A few year's ago there was a surge in the number of bottles on the wine shop shelf with metal screw-caps. It looked a bit strange on wine but as we were told at the time they were better for the environment in comparison to cork, which apparently damaged vegetation as it was extracted from the earth. So we bought it.

It seems this is not the case at all.

"People may have heard misguided campaigns before... there was one about eight years ago, claiming cork harvesting was destroying a vital habitat. In fact, it's preserving it." Vanessa Linforth, who manages the Soil Association's forestry programme for the Mediterranean recently commented to the BBC.

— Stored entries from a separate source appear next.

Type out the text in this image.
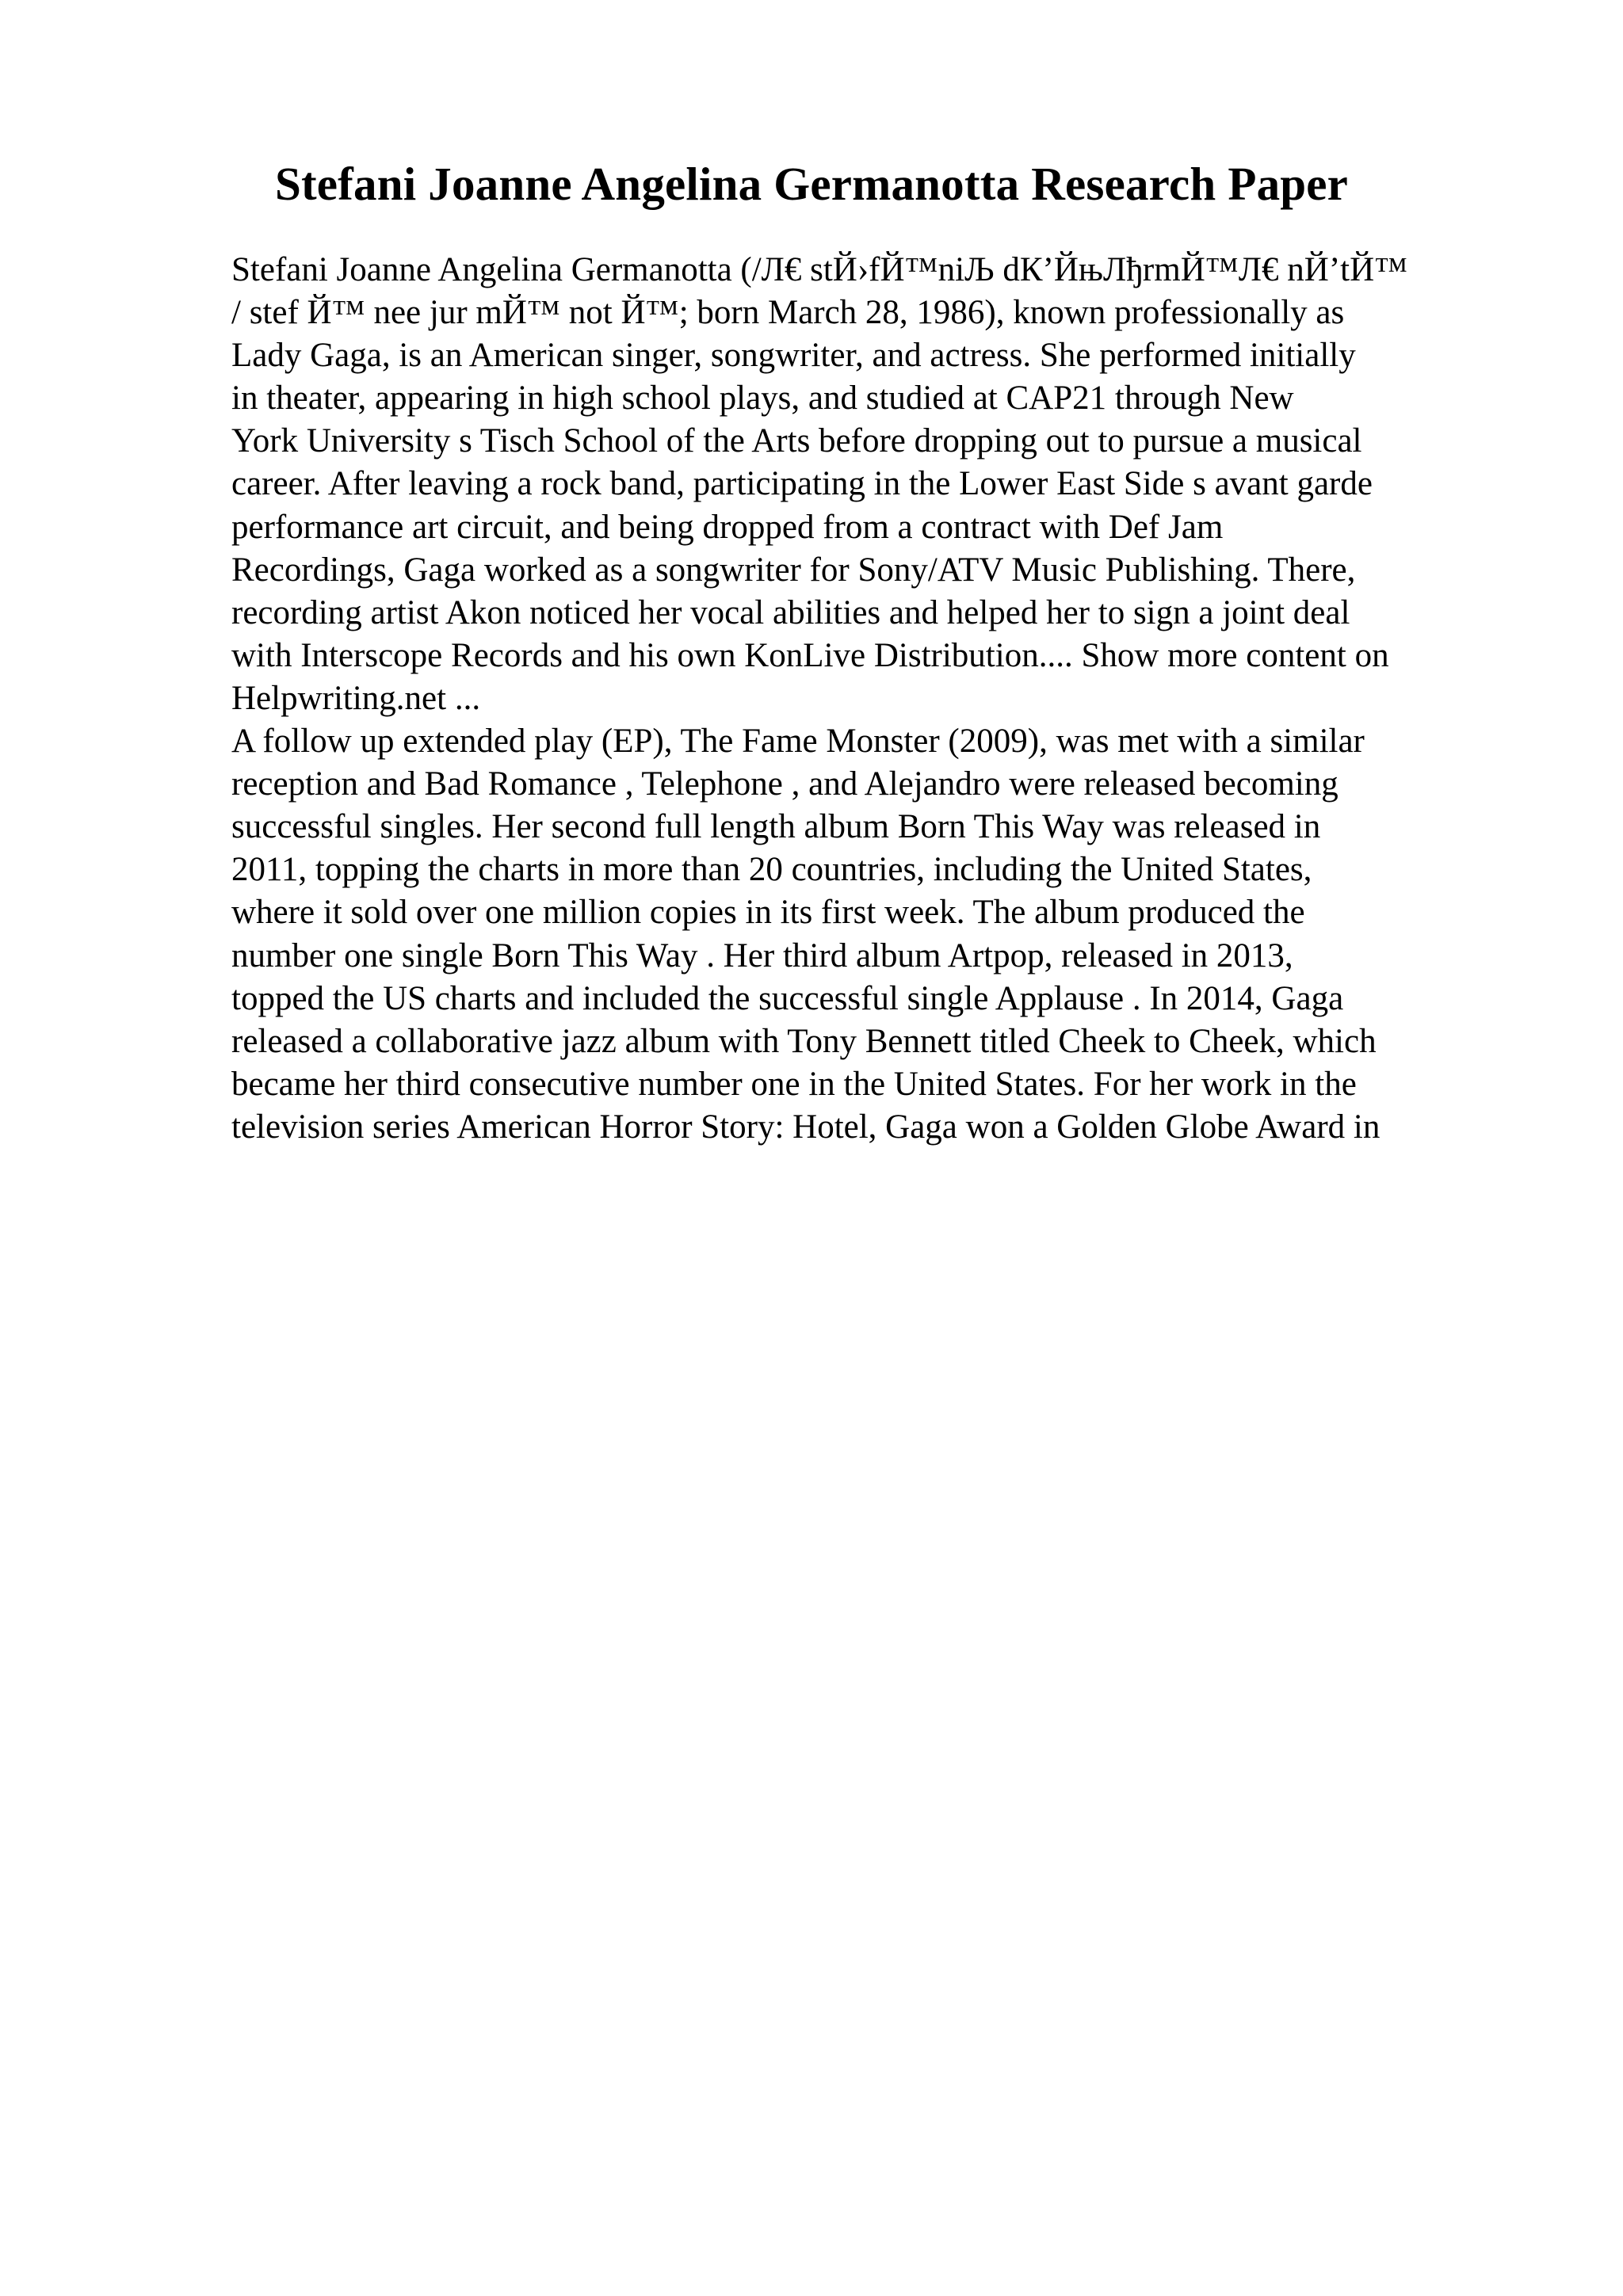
Stefani Joanne Angelina Germanotta Research Paper
Stefani Joanne Angelina Germanotta (/Л€ stЙ›fЙ™niЉ dК’ЙњЛђrmЙ™Л€ nЙ’tЙ™
/ stef Й™ nee jur mЙ™ not Й™; born March 28, 1986), known professionally as
Lady Gaga, is an American singer, songwriter, and actress. She performed initially
in theater, appearing in high school plays, and studied at CAP21 through New
York University s Tisch School of the Arts before dropping out to pursue a musical
career. After leaving a rock band, participating in the Lower East Side s avant garde
performance art circuit, and being dropped from a contract with Def Jam
Recordings, Gaga worked as a songwriter for Sony/ATV Music Publishing. There,
recording artist Akon noticed her vocal abilities and helped her to sign a joint deal
with Interscope Records and his own KonLive Distribution.... Show more content on
Helpwriting.net ...
A follow up extended play (EP), The Fame Monster (2009), was met with a similar
reception and Bad Romance , Telephone , and Alejandro were released becoming
successful singles. Her second full length album Born This Way was released in
2011, topping the charts in more than 20 countries, including the United States,
where it sold over one million copies in its first week. The album produced the
number one single Born This Way . Her third album Artpop, released in 2013,
topped the US charts and included the successful single Applause . In 2014, Gaga
released a collaborative jazz album with Tony Bennett titled Cheek to Cheek, which
became her third consecutive number one in the United States. For her work in the
television series American Horror Story: Hotel, Gaga won a Golden Globe Award in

Cork is natural. It comes from stripping oak trees of the inner layers of bark which then grows back for farmers to strip a decade or so later. This is done gently to avoid permanent damage to the tree trunk so that the same trees can be used time and time again. They are not cut down and surrounding vegetation is not impacted as has been believed.

Wildlife surrounding the trees can, if fact, flourish. Farming cork is actually quite a sustainable practice and has prevented desertification from creeping in to areas of the Mediterranean where it is sadly becoming more prevalent.

Metal screw caps and plastic bottle stops are not the greener answer. They also don't make for a better tasting wine. Wine is able to breathe a little when a cork is used as a very small amount of oxygen seeps through, allowing a fine wine to age better.